Un caldo penetrante, che ti attraversa le viscere, raggiunge il petto e poi ti lascia svuotato.
Una sensazione mai provata da Harry, abituato solo al freddo dei muri bianchi di un ospedale, o le cure e l’affetto professionale dei medici.
Nulla di eguagliabile, e tutto ciò sapeva ad Harry di nuovo, un qualcosa da scoprire ma, piacevole.
Sorrise inconsciamente e fu l’attimo in cui Louis alzò lo sguardo dalle sue scarpe e lo fulminò con lo sguardo; non era il momento di sorridere, quella era la famosa calma prima di una tempesta imminente.
Felicite era l’unica che in tutto il viaggio dal parco aveva strillato e parlato continuamente, cercando attenzione che, né Louis, né la madre volevano donargli e che quindi si erano sfogate sul suo nuovo amico, Harry Styles, che le sorrideva timidamente e spostava lo sguardo su qualsiasi altra cosa pur di evitare di parlare.
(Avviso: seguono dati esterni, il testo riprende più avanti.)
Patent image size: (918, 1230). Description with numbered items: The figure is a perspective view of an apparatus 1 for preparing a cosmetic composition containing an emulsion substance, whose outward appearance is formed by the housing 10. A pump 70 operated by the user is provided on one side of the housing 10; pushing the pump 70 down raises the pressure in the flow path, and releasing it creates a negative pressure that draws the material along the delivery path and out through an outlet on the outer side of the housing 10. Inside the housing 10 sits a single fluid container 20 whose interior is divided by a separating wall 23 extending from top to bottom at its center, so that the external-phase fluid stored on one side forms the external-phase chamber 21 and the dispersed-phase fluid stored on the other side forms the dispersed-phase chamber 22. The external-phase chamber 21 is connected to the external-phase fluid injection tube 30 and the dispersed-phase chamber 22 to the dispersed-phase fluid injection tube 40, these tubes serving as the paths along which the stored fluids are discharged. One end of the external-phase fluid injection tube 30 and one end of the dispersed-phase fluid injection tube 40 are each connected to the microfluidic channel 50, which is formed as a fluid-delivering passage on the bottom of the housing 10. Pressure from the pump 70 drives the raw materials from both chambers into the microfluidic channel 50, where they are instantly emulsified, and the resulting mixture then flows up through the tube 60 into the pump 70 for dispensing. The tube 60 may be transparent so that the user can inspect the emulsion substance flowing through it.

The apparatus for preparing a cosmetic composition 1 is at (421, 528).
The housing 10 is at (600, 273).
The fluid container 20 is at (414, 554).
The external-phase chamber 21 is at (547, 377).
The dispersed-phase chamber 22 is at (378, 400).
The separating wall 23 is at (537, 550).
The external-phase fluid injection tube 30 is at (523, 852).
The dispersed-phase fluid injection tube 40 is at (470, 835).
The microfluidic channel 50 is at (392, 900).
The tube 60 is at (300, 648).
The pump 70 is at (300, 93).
La bimba entrò velocemente in casa, correndo poi su per le scale in legno davanti l’ingresso che davano al piano superiore; si voltò però sull’ultimo gradino, prendendo fiato e
“Harry ti faccio vedere le mie bambole, sali!” che fece arrossire il riccio.
Johannah scosse la testa, prendendo la sua borsa a tracolla e dirigendosi in cucina, con lei la muta richiesta di essere seguita.
Louis guardò prima le schiena magra della madre, poi fece un cenno ad Harry e si dirise in cucina, scomparendo dietro lo stipite della porta.
“Harry! Muoviti dai!” trillò la bambina dalla rampa di scale, il viso rosso per lo sforzo e le mani strette lungo i fianchi.
Il riccio sospirò sorridendo, facendole il gesto con la mano che l’avrebbe raggiunta dopo, facendola nuovamente sorridere e scomparire definitivamente in una stanza.
Harry sospirò, si passò una mano tra i capelli; i muscoli tesi di chi è quasi pronto a scappare, raggiungendo quindi l’entrata della cucina.
Vi era un enorme tavolo in mogano al centro, diverse sedie a circondarlo sulle quali due vi stavano apparentemente in modo comodo seduti Louis e Johannah.
Il riccio si morse il labbro, scegliendo una sedia accanto al moro e prendendo una posizione composta.
La donna, china sulla sua borsa a cercare chissà cosa, ne tirò fuori un cellulare di vecchio tipo, ammaccato ai lati, e lo abbandonò in malo modo sulla superficie del tavolo.
Louis non fece in tempo a sbuffare che
“Per Dio Louis! Hai vent’anni compiuti e non ti permetti nemmeno di usare un dannato cellulare! Sono stata in pensiero!” cominciò seccata a voce non troppo alta la donna, sbuffando e abbandonandosi contro la sedia, le braccia conserte e lo sguardo omicida in volto verso il figlio.
Harry fu felice di non essere Louis in quel momento, ma sentiva dentro di sé il dovere di giustificarlo, dopotutto non era solo colpa sua.
-“Scusi, è colpa mia. Sono un paziente in cura all’ospedale dove lavora Louis e…” iniziò quindi deciso, venendo interrotto dalla mano di Louis che, con fare protettivo, gli stringeva il braccio, quasi a volerlo fermare.
Harry deglutì a fatica, pensando che sarebbe potuto morire felice in quel momento, ma continuò, badando bene di essere ascoltato dalla donna accigliata che aveva di fronte.
-“Mamma li avrai visti i telegiornali in televisione” sussurrò quindi il maggiore a denti stretti, venendo in soccorso del riccio che, imprecando mentalmente, stava cercando le parole giuste da dire.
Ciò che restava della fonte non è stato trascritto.